Use FundedHub To Compare Faster
You can shortlist options with the FundedHub tools, then verify each rule on the firm’s site.
- Browse side by side policies with the Compare tool at /compare
- Filter by model, drawdown type, and payout cadence with the Smart Search at /smart-prop-firm-search
Save your picks, then perform the checklist and calculator steps above with the firm’s official numbers.

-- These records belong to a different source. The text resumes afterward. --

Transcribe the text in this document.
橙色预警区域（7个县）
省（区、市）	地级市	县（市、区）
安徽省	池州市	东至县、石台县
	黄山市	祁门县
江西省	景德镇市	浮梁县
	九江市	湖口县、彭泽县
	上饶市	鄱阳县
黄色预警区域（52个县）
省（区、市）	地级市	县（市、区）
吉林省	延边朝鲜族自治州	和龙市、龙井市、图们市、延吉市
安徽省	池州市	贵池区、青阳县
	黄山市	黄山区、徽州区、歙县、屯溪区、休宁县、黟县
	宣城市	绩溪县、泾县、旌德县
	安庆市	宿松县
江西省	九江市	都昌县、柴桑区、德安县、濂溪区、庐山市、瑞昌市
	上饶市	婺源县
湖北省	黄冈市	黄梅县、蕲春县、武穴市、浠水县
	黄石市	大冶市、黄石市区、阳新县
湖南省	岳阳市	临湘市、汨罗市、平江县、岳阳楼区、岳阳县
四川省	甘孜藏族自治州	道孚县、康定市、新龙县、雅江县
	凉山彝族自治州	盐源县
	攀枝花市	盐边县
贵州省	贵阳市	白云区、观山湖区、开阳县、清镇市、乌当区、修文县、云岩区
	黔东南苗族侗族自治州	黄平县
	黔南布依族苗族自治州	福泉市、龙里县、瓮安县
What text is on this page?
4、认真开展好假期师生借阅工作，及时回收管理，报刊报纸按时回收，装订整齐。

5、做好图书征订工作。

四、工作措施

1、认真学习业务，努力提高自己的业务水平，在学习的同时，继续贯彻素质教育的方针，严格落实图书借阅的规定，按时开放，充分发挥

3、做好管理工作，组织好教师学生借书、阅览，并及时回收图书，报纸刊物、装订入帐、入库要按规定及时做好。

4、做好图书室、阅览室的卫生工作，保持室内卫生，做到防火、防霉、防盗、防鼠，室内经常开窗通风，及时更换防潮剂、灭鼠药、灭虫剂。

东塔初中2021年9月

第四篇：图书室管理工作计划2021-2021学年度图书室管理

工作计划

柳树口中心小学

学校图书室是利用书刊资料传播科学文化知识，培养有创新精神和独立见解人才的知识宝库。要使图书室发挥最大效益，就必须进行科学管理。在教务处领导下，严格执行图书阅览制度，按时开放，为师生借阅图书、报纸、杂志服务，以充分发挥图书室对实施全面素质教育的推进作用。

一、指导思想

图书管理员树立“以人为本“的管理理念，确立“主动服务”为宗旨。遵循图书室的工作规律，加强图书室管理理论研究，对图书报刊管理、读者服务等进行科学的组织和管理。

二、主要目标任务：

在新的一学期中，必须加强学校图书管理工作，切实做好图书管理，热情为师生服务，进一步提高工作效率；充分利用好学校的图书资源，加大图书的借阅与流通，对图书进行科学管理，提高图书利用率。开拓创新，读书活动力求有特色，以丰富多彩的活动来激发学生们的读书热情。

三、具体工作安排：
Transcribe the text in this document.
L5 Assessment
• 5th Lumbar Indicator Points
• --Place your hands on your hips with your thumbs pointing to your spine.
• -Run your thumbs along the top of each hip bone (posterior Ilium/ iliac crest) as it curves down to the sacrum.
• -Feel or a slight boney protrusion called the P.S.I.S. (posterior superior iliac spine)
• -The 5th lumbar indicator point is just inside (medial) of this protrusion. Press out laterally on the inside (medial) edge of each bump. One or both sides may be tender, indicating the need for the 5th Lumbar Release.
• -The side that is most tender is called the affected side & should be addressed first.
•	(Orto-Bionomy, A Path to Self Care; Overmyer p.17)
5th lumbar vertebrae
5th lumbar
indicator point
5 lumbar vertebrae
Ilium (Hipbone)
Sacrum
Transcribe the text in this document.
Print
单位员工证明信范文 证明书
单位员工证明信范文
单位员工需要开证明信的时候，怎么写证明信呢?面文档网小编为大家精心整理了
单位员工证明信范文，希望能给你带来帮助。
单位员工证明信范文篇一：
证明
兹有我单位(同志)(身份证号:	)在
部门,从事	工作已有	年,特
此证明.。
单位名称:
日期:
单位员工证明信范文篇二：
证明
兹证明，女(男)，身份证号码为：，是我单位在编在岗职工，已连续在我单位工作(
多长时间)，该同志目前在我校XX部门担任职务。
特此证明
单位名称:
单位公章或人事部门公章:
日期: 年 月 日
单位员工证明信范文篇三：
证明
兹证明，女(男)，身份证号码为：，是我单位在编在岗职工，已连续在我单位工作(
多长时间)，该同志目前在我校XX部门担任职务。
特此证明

Decision Framework, Which Model Fits You
Pick the model that matches your priorities and constraints.
Choose instant funding if
- You need funding access without an evaluation
- You accept that risk limits may be tighter or pricing higher, confirm with the rule page
Choose one step if
- You want a faster path than two step while keeping evaluation cost lower than some instant funding offers
- You prefer a single target and can sustain rule discipline for the required days
Choose two step if
- You value potential cost efficiency per buying power and you can maintain execution quality across two phases
- You are comfortable with a longer timeline before the first payout
Once you choose the model, run the drawdown calculator with the firm’s confirmed parameters, plan your daily risk, and commit to your stop rules.
Final Notes
As of 2026, prop firm offers can change without notice. Always confirm the current policy on the firm’s official documentation before trading. This guide does not confirm specific parameters for FTMO, E8Markets, or Instant Funding. Use the checklists and formulas above, then plug in the firm’s official numbers so your plan matches the real rules you must follow.